Final answer:
A sequence with a unique fixed point and boundedness will have a limit because the Bolzano-Weierstrass Theorem guarantees convergent subsequences to the fixed point, and uniqueness prevents oscillation or divergence to infinity, thus the whole sequence converges.
Step-by-step explanation:
To show that a sequence with a unique fixed point and boundedness has a limit, let's explore the concept of a fixed point iteration. If a sequence of numbers produced by successive iterations of a function converges, the limit it approaches is called the fixed point. In this case, given a unique fixed point means there is only one point to which the sequence can converge.
In mathematical analysis, bounded sequences are sequences with a finite upper and lower bound. According to the Bolzano-Weierstrass Theorem, every bounded sequence in ℝ (the set of real numbers) has a convergent subsequence.
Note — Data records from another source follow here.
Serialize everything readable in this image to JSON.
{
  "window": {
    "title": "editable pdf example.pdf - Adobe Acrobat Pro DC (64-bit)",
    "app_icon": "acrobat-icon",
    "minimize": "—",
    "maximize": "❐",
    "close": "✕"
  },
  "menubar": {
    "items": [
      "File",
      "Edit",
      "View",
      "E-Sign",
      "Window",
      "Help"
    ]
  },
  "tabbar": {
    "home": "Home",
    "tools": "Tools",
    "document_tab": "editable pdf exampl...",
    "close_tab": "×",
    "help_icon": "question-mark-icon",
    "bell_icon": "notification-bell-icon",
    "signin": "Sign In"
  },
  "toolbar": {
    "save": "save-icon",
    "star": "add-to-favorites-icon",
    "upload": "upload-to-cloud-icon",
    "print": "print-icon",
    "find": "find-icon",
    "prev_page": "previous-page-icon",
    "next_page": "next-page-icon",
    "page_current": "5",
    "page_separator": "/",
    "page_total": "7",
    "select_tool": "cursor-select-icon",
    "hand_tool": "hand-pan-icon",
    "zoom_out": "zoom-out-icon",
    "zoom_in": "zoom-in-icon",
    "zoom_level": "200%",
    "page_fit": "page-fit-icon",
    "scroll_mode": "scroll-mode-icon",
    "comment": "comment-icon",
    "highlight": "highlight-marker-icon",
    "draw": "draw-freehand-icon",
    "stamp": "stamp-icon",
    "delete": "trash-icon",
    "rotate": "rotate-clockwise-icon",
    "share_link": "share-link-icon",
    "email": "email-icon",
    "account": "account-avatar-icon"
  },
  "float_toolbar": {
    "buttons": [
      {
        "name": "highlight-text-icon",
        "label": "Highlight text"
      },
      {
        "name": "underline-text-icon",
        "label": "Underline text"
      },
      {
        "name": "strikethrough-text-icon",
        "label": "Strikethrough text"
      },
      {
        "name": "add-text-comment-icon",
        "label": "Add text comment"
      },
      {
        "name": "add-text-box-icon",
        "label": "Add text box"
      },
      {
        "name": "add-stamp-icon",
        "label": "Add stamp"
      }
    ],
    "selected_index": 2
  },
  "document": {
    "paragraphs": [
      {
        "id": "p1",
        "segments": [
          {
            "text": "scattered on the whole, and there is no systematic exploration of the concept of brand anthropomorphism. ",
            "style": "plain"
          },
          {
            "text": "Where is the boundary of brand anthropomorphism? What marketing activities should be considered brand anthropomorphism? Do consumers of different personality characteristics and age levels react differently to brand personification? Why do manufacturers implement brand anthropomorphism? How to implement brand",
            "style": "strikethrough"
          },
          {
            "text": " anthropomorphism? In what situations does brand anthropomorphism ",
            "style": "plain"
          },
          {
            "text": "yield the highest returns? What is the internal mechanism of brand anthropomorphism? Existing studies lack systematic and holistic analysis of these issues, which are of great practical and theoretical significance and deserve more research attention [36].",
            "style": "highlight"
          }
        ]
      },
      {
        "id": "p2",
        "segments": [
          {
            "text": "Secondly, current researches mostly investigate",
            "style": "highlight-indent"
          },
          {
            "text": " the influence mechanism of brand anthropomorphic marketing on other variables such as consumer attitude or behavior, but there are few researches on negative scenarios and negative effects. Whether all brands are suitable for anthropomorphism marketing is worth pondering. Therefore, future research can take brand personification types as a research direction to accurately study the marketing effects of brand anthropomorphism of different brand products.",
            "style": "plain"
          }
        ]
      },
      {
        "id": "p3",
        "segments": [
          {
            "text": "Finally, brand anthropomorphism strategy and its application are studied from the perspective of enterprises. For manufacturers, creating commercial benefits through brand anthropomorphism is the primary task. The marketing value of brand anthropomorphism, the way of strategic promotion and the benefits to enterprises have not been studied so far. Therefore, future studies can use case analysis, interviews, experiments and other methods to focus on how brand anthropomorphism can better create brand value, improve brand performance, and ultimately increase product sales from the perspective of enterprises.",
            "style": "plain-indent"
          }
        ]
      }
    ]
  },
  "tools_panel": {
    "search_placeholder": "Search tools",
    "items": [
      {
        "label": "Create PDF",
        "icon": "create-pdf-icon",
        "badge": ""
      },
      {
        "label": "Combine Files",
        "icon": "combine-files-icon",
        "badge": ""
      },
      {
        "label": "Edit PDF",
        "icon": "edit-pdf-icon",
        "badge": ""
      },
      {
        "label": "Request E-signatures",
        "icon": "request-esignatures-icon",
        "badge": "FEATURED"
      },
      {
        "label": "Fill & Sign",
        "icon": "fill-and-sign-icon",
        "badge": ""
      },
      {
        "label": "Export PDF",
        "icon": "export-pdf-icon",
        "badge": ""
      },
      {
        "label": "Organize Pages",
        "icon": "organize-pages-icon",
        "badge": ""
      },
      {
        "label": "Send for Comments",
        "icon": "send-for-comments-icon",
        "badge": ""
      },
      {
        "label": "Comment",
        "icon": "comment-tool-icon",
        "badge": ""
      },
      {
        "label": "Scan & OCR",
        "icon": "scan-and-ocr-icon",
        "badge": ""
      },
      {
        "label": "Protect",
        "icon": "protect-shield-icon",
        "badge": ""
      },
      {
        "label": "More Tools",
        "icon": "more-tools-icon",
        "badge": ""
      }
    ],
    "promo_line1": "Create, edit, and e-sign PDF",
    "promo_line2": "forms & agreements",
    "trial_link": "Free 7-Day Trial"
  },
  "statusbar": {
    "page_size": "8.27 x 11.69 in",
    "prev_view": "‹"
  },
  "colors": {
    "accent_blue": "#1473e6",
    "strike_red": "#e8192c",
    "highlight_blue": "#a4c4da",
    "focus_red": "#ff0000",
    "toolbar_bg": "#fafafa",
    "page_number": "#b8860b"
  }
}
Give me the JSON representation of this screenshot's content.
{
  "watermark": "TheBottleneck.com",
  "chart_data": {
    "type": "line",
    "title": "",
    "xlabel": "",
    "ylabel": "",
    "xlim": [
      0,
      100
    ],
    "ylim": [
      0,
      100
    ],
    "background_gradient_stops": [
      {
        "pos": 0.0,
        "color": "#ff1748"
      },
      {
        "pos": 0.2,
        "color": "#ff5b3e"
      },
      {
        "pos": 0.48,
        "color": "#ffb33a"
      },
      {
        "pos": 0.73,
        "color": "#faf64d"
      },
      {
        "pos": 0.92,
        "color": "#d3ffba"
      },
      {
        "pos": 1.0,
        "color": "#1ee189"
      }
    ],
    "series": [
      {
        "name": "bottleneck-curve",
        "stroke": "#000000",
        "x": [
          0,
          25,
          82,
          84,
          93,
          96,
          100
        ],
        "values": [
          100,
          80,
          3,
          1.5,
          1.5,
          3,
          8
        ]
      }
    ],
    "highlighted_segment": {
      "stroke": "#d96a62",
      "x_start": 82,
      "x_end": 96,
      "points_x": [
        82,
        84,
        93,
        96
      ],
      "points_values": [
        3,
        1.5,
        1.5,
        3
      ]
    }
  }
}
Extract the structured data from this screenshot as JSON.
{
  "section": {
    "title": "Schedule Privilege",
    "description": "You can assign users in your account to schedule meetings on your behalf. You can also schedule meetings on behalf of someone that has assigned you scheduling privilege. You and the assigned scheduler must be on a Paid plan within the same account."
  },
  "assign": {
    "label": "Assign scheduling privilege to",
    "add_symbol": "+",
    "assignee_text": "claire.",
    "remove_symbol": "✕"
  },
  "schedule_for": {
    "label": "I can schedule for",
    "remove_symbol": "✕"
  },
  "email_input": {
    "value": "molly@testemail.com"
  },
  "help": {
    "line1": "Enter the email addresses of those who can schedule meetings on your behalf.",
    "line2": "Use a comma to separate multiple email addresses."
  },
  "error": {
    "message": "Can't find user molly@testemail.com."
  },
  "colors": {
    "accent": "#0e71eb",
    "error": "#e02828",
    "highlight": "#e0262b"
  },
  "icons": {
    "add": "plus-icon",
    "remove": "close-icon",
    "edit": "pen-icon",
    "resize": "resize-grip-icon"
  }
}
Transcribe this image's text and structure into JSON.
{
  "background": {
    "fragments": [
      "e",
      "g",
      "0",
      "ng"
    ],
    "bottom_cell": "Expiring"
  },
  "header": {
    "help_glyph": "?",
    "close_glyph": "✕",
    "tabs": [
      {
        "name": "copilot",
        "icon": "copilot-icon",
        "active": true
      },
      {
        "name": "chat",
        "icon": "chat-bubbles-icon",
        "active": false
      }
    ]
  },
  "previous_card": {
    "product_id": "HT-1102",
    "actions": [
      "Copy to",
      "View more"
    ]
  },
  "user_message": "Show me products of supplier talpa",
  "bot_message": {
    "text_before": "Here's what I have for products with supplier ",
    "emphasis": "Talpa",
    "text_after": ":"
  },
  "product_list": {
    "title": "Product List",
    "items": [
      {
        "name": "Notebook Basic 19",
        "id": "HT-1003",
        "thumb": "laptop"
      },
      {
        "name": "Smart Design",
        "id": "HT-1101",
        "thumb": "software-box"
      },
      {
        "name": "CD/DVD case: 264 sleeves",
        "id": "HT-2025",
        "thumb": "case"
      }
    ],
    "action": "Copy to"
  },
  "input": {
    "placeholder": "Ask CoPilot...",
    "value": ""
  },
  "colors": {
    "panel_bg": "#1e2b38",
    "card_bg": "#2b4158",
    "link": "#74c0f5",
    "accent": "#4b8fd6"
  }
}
Since the sequence is bounded and has a unique fixed point, it implies that every convergent subsequence must converge to the same point, the unique fixed point.
To illustrate further, consider the sequence as a repeated application of a function f on an initial value x_0, producing the elements of the sequence x_1, x_2, x_3, .... Since the sequence is bounded, it doesn't diverge to infinity. This characteristic coupled with the fact that there is a unique fixed point implies that the sequence cannot oscillate indefinitely; otherwise, it would imply the existence of more than one fixed point, conflicting with the 'unique' condition.
Therefore, as we take the limit of the sequence as the number of steps approaches infinity, every subsequence converges to the same unique fixed point. And due to the boundedness of the whole sequence, this result extends to the entire sequence, not just to the subsequences. Hence, the entire sequence has a limit.